While she was in middle school, Osama Bin Laden was killed. Wafa had no idea who he was or what 9/11 was which was strange to her peers and teachers.
“No, not every Muslim person knows each other,” she said with a laugh.
One of the strangest things Wafa experienced within the American culture was seeing children talk back to their parents. She laughed and said, “As I watched, I would think if I ever talked back to my parents, I’d get slapped upside the head.”
Lydia Apriliani is also a student at Webster University. Lydia is from Indonesia and immigrated to the United States for educational purposes.

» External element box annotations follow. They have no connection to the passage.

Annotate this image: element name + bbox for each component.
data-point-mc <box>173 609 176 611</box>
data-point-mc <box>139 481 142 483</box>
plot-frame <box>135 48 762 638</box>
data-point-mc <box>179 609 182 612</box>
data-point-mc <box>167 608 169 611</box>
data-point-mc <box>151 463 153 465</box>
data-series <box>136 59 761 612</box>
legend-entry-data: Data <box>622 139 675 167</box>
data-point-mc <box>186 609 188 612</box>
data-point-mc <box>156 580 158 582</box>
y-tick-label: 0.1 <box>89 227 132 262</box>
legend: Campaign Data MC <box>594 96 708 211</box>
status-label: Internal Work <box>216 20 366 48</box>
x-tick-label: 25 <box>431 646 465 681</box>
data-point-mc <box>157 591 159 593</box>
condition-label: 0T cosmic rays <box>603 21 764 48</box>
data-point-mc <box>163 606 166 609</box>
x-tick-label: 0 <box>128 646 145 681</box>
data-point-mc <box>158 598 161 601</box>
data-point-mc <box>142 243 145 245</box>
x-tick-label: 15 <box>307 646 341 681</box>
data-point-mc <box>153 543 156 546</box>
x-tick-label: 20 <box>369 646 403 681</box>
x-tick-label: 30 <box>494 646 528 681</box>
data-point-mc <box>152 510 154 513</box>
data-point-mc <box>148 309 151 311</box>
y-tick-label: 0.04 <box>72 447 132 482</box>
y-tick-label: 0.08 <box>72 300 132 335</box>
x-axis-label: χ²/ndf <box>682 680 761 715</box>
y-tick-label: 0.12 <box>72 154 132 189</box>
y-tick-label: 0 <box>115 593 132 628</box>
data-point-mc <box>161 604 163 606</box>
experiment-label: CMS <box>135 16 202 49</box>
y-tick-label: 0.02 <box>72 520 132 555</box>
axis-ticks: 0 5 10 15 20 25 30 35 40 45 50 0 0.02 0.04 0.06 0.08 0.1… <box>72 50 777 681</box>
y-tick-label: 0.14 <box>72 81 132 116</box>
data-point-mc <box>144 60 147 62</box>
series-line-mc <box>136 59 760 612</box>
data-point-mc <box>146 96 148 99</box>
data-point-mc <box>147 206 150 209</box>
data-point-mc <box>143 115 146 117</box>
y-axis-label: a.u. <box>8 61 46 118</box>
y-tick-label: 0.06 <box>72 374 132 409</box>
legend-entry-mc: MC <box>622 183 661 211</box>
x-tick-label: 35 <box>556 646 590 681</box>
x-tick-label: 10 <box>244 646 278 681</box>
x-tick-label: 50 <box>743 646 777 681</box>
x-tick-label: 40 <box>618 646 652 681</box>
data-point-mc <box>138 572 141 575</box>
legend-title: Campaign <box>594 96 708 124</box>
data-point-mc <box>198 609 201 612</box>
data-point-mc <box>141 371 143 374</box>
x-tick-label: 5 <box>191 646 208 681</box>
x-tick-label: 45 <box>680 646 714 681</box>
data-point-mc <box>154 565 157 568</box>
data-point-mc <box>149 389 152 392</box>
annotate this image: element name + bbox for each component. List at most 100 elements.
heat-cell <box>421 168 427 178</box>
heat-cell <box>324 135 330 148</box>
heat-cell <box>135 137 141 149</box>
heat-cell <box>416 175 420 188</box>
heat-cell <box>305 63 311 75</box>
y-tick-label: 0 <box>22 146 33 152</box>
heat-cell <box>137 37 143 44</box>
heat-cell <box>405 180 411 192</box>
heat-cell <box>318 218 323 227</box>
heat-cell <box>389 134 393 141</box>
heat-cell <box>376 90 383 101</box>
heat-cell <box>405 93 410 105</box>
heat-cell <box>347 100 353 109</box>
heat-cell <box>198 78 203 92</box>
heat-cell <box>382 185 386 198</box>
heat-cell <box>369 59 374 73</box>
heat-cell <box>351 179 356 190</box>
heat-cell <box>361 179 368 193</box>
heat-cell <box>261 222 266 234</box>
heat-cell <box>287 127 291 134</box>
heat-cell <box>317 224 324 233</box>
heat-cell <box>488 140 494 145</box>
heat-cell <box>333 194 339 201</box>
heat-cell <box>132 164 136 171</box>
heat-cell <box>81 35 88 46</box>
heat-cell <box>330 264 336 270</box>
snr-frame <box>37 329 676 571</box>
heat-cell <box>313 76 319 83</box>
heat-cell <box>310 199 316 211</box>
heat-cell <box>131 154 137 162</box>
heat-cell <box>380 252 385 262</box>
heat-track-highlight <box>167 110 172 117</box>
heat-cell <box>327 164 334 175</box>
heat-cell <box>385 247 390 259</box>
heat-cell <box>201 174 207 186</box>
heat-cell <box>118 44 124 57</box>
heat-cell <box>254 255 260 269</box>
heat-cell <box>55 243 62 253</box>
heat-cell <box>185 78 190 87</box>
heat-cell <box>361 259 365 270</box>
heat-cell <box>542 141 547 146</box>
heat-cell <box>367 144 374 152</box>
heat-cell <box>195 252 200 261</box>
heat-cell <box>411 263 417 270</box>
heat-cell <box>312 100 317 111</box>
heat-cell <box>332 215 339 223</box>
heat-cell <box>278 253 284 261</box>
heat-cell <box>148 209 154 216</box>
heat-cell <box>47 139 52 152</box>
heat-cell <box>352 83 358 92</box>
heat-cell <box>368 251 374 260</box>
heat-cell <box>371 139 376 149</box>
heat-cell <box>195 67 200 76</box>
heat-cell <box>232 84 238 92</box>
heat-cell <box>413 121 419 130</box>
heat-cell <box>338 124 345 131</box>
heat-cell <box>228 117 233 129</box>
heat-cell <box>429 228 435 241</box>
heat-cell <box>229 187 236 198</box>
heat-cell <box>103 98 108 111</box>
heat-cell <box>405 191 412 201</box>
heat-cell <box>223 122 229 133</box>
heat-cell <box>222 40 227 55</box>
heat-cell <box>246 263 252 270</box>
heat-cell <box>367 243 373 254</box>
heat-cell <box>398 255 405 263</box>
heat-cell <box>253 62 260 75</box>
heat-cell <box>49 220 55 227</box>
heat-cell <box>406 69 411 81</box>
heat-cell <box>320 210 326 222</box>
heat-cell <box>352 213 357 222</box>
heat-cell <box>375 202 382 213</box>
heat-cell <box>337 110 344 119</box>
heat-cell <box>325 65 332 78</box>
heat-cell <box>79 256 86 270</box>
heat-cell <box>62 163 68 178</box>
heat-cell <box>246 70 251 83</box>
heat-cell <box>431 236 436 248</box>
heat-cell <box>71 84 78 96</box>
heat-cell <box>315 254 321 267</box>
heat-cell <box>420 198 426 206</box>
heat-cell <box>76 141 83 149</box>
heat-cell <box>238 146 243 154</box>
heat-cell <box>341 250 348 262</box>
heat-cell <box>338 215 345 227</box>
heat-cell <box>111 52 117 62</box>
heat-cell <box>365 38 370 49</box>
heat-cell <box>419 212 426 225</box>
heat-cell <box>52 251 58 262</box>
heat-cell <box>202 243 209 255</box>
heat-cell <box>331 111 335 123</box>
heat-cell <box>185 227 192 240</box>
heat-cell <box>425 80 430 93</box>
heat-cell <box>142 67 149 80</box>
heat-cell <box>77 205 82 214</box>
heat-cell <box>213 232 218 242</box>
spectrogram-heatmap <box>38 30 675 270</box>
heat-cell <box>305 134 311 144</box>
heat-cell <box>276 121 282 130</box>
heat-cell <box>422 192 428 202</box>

Lydia wasn’t used to how open Americans were at first. She recalls that when she first immigrated to the United States her peers would ask her questions such as, “are you married?” “do you have your masters?” “how old are you?”
Questions such as these would catch her off guard at first because where she is from people don’t ask many questions about someone’s career or life. She admits that adapting was a little hard at first, but now she understands and is fine with it.
She recalled there were many times where people stared at her because she was wearing her hijab in public. Though, she says she understands and is okay with it.
“I know there is racism in the world, but I don’t like to speak about it because there isn’t anything, I can do about it.”
Even though she’s faced some discrimination because of her religion, Lydia said she has met many kind people in the world. This is a huge reason as to why she likes to travel. She enjoys the experiences of building new connections and connecting with new cultures.
Though being around a new culture can be strange when you come from a different background.
Another thing Lydia found strange was driving on the right side of the road. In Indonesia, they drive on the left side of the road which at first left Lydia a bit confused.
“Sometimes I miss the bus because I’ll be on the wrong side of the road,” she said as she smiled.
Lydia spoke of her first experience seeing snow. She hadn’t seen snow before until she came to the United States and emphasized how beautiful it was. “I was cold, but I didn’t care how cold I was because it was so beautiful.” She said.
Though, all good things must end as she admitted that after a while, she got cold and just wanted to go back inside and go to bed.
It has been different for both Wafa and Lydia as living as Muslim women in America but they both have found great and loving support around them and are happy with where they are and who they are.
They may have not been born in America, but they are both Americans.